Trotz dieser Logikfehler ist „Der Tod trägt schwarzes Leder“ für einen Giallo erstaunlich stringent (speziell, wenn man ihn mit der erwähnten „Orgie des Todes“ vergleicht, in der Dallamano mit seinem Story-Anteil sichtlich ähnliches Terrain beackern wollte, aber in die genre-übliche Falle stolperte – bzw. eine eventuell von ihm mal als straight entworfene Plotline durch das halbe Dutzend Co-Autoren schlonzifizert wurde – und aus dem Script eine wirre, hirn- und geschmacklose Melange nicht zusammenlaufender Subplots und stupider Charaktere wurde); seine Charaktere sind keine Comic-Figuren, sondern ernsthaft, wenn auch eindimensional (Silvestri ist der idealistische Supercop, für den es nicht nur wichtig ist, das Verbrechen an sich aufzuklären, sondern auch dafür Sorge zu tragen, dass die Täter angemessen bestraft werden; Stori seine Verbündete, ohne zur Love Interest zu degenerieren; die Schurken agieren nicht aus sadistischen Motiven, sondern aus schlichter kalter Berechnung; die jugendlichen Opfer sind keine tragischen Unschuldslämmer, vielmehr durchaus aus eigener Schuld in die Bredouille geraten) und handeln schlüssig.
Ein klein wenig enttäuscht war ich, dass der Screenplay zu Beginn den Anschein erweckt, als würde es politischer werden wollen als es letztlich tatsächlich wird (Staatsanwältin Stori hat nämlich auch mit jugendlichen Links-Anarchisten zu tun; immerhin wird durch das leicht zynische Finale ein gewisser Bogen zu diesem Auftakt geschlagen. SPOILER: Schließlich ist es gerade der Umstand, dass „die Mächtigen“ mit allen Unappetitlichkeiten durchkommen, der die junge Generation in die Rebellion treibt. Insofern ziehe ich meine Enttäuschung zurück und bescheinige dem Film vielmehr, seine Gesellschaftskritik für einen Italo-Exploitationfilm geradezu subtil zu verpacken. Übrigens bekommt auch die sensationslüsterne Presse ihr Fett ab).

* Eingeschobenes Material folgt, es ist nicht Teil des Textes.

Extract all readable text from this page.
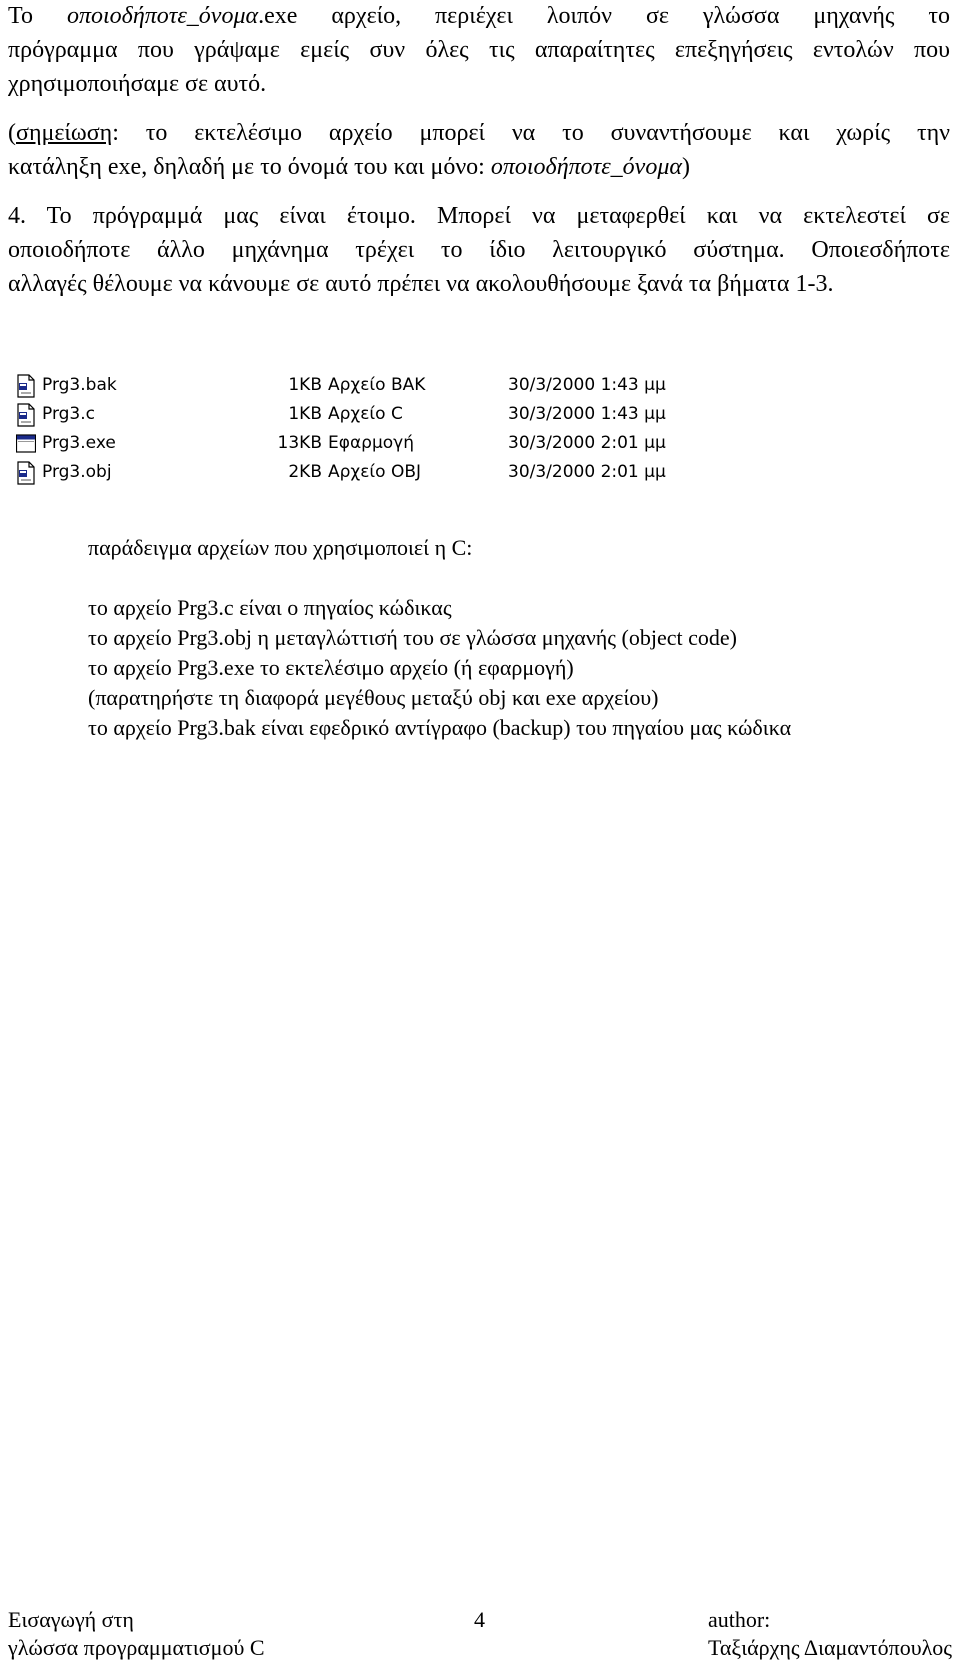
Το οποιοδήποτε_όνομα.exe αρχείο, περιέχει λοιπόν σε γλώσσα μηχανής το
πρόγραμμα που γράψαμε εμείς συν όλες τις απαραίτητες επεξηγήσεις εντολών που
χρησιμοποιήσαμε σε αυτό.

(σημείωση: το εκτελέσιμο αρχείο μπορεί να το συναντήσουμε και χωρίς την
κατάληξη exe, δηλαδή με το όνομά του και μόνο: οποιοδήποτε_όνομα)

4. Το πρόγραμμά μας είναι έτοιμο. Μπορεί να μεταφερθεί και να εκτελεστεί σε
οποιοδήποτε άλλο μηχάνημα τρέχει το ίδιο λειτουργικό σύστημα. Οποιεσδήποτε
αλλαγές θέλουμε να κάνουμε σε αυτό πρέπει να ακολουθήσουμε ξανά τα βήματα 1-3.

Prg3.bak	1KB Αρχείο BAK	30/3/2000 1:43 μμ
Prg3.c	1KB Αρχείο C	30/3/2000 1:43 μμ
Prg3.exe	13KB Εφαρμογή	30/3/2000 2:01 μμ
Prg3.obj	2KB Αρχείο OBJ	30/3/2000 2:01 μμ
παράδειγμα αρχείων που χρησιμοποιεί η C:
το αρχείο Prg3.c είναι ο πηγαίος κώδικας
το αρχείο Prg3.obj η μεταγλώττισή του σε γλώσσα μηχανής (object code)
το αρχείο Prg3.exe το εκτελέσιμο αρχείο (ή εφαρμογή)
(παρατηρήστε τη διαφορά μεγέθους μεταξύ obj και exe αρχείου)
το αρχείο Prg3.bak είναι εφεδρικό αντίγραφο (backup) του πηγαίου μας κώδικα
Εισαγωγή στη
γλώσσα προγραμματισμού C
4	author:
Ταξιάρχης Διαμαντόπουλος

Dallamano ist als Regisseur (in dieser Funktion betreute er auch „Venus im Pelz“ und „Das Bildnis des Dorian Gray“) nicht der Bilder malende Visionär Argento, sondern einer aus der Kategorie „solider Handwerker“. Fotografiert von Franco Delli Colli (The Last Man on Earth, „Zeder“, „La Casa 3“) ist „Der Tod trägt schwarzes Leder“ auch von der Inszenierung her sachlich und überwiegend auf Zweckmäßigkeit hin ausgerichtet. Einige patentierte Euro-Zooms der eher rumpeligen Sorte können sich Dallamano und Delli Colli nicht verkneifen, aber insgesamt kommen die Herrschaften mit dem 2.35:1-Widescreen-Format gut zurecht, ohne mit überragenden Bildkompositionen Marke „Opera“ o.ä. aufwarten zu können – aber nicht jeder Giallo muss ein Fest für die Augen sein, ab und zu bin ich auch dankbar dafür, wenn ersatzweise dafür die Story Sinn ergibt. Anstelle überbordender Optik kümmert sich Dallamano lieber darum, die Geschichte flott voran zu treiben, baut vergleichsweise „herkömmliche“ Krimielemente wie Verfolgungsjagden ein, arbeitet die Hintergründe durch gut eingesetzte Flashback-Sequenzen auf und bemüht sich erfolgreich um Spannungserzeugung – speziell die Sequenz, in der Staatsanwältin Stori vom Killer durch ein Parkhaus gehetzt wird, ist exzellent und in vielleicht fünf Minuten erheblich eindrucksvoller als der ganze P2 – Schreie im Parkhaus (dazu wird auch die Auflösung der Plotte mal nicht so aus dem Rektum gezogen wie bei den meisten anderen Gialli). Dazu passt auch, dass „Der Tod trägt schwarzes Leder“ – den die polizeilichen Ermittlungen stärker interessieren als der modus operandi des Killers – auch in Sachen Gore/Splatter lange Zeit Zurückhaltung walten lässt, so dass seine Schockeffekte (im Endeffekt kann man die blutigen Szenen an einer Hand abzählen und hat noch mindestens einen Finger übrig) um so heftiger, da mittlerweile unerwartet, wirken. In Sachen nackte Tatsachen zeigt uns Sherry Buchanan („Escape from Galaxy 3“, Zombi Holocaust) ihre Teenage-Knospen.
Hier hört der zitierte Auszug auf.